Journal de l'année Édition 1994 1994Éd. 1994

Le problème de la formule politique tient en une phrase : pendant 27 ans, l'Algérie a eu une armée, un président, un parti unique. Le FLN a disparu comme parti unique en 1989, le président en 1992 ; reste – pour combien de temps ? – une armée, qui se retira officiellement du jeu politique en 1990 pour y revenir en 1992 et que, de toutes parts, on presse soit d'occuper tout le terrain, soit de laisser jouer les « forces politiques ». Mais lesquelles ? et pour donner naissance à quelles institutions ? à un présidentialisme multipartite ? à la nouvelle hégémonie d'un parti qui succéderait au FLN ? L'incertitude porte aussi sur la procédure qui permettrait de soumettre la nouvelle formule à l'approbation populaire : des trois forces constatées sur le terrain des élections, le FIS, dissous, a été exclu officiellement de la concertation avec le Haut Comité d'État, le FFS s'y est peu ou prou refusé, et le FLN en a constamment contesté les modalités.

La politique

C'est ici que le quatrième problème (« l'opposition islamiste ») occupe toute la scène.

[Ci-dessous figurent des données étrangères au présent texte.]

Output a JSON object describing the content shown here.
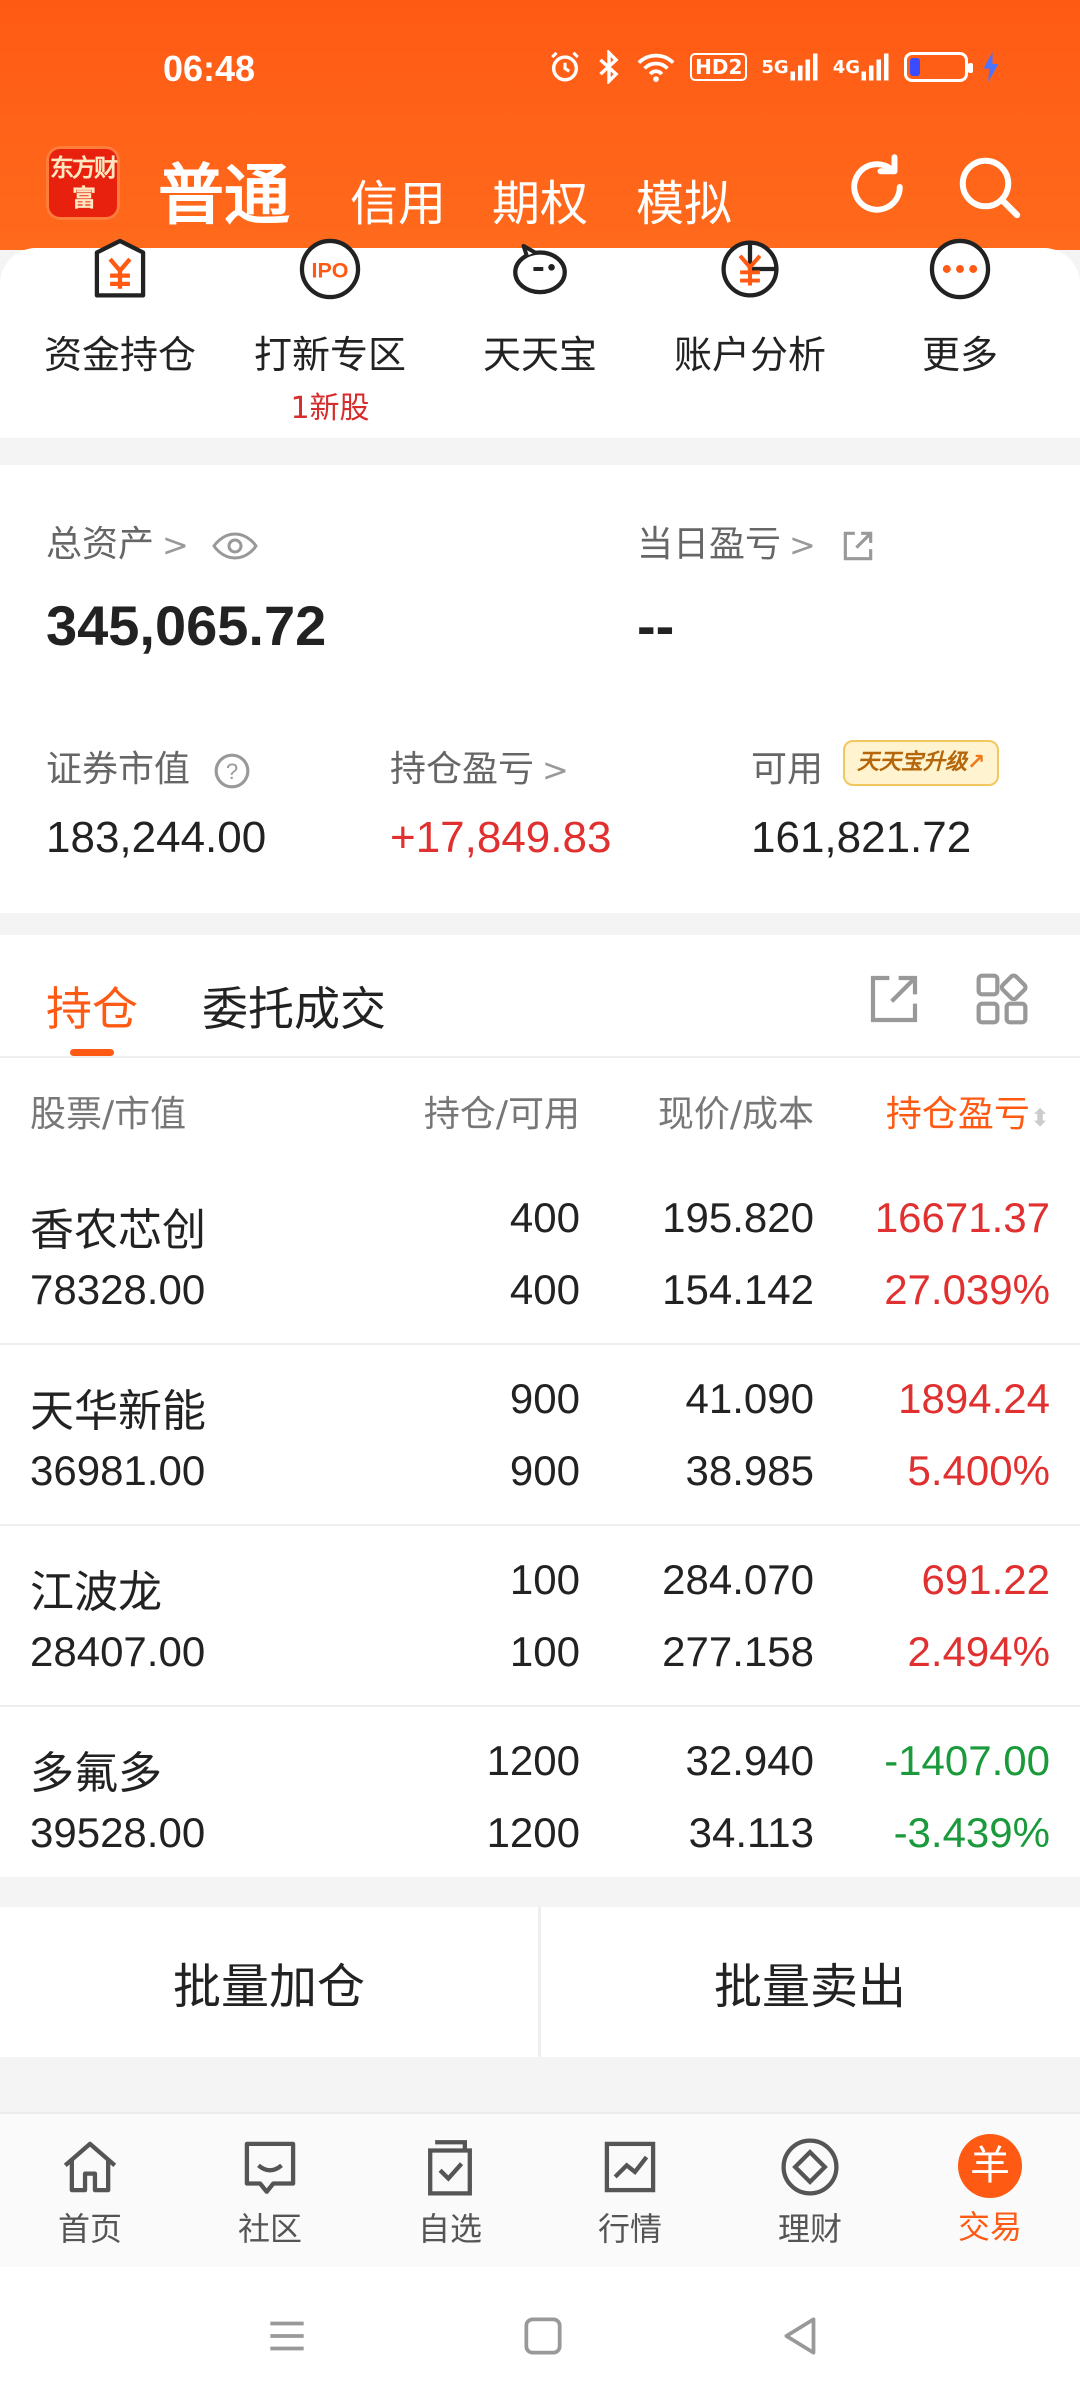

Les « islamistes » tirent leur force des désirs de revanche émanant des « candidats », diplômés, à la succession de la « nomenklatura » (à ce titre, voir dans le FIS le parti des va-nu-pieds est une plaisanterie) et des exclus sociaux emmurés dans les faibles perspectives que leur offre la société, et du désir d'ordre moral de la classe moyenne de fonctionnaires et de commerçants. Hors de ces caractéristiques sociales, tout les divise. De même, l'armée n'est unie que par la nécessité de préserver son appareil et par la crainte que les désertions ne se développent en affrontement armé des unités de combat : les « laïco-modernistes » y côtoient des partisans d'un islamisme modéré. La Commission nationale de dialogue, présidée par Youcef Khatib, ancien chef de la wilaya IV en 1962 et retiré de la scène politique après 1965, témoigne de cette diversité. Cette commission a pris langue avec certains islamistes, mais on mesurera la distance qui sépare officiellement les parties en comparant les conditions au dialogue mises le même jour (17 décembre 1993) par la direction exécutive extérieure du FIS et par certains membres de la Commission nationale de dialogue. D'un côté, « la mise en jugement des responsables des actes de barbarie, notamment des tueries récentes, l'abrogation des lois et règlements adoptés après le putsch militaire, le choix d'un pays neutre pour l'instauration du dialogue et la création d'une commission d'enquête libre et indépendante » ; de l'autre, l'acceptation du caractère républicain de l'État algérien, de l'alternance au pouvoir, des libertés individuelles et le rejet de tout monopole sur la langue et la religion. Il est classique que les enchères montent au moment où la négociation se précise, car, à l'intérieur, les politiques du FIS n'ont mis comme condition que la libération des prisonniers politiques et la reprise du processus électoral. Il n'empêche que, à une semaine de la fin du mandat du Haut Comité d'État correspondant à celui du mandat présidentiel, rien ne permet de prévoir une issue ni d'accommodation (un consensus formel interpartis sous la garantie de l'armée) ni de guerre (le passage de l'état d'urgence à l'état d'exception sous la direction des généraux « durs »).

Chrono. : 7/02, 13/02, 17/03, 22/03, 26/05, 22/06, 21/07, 21/08, 21/09, 24/10, 7/12, 15/12.

Mohammed Harbi, l'Algérie et son destin, Arcanterre, 1993.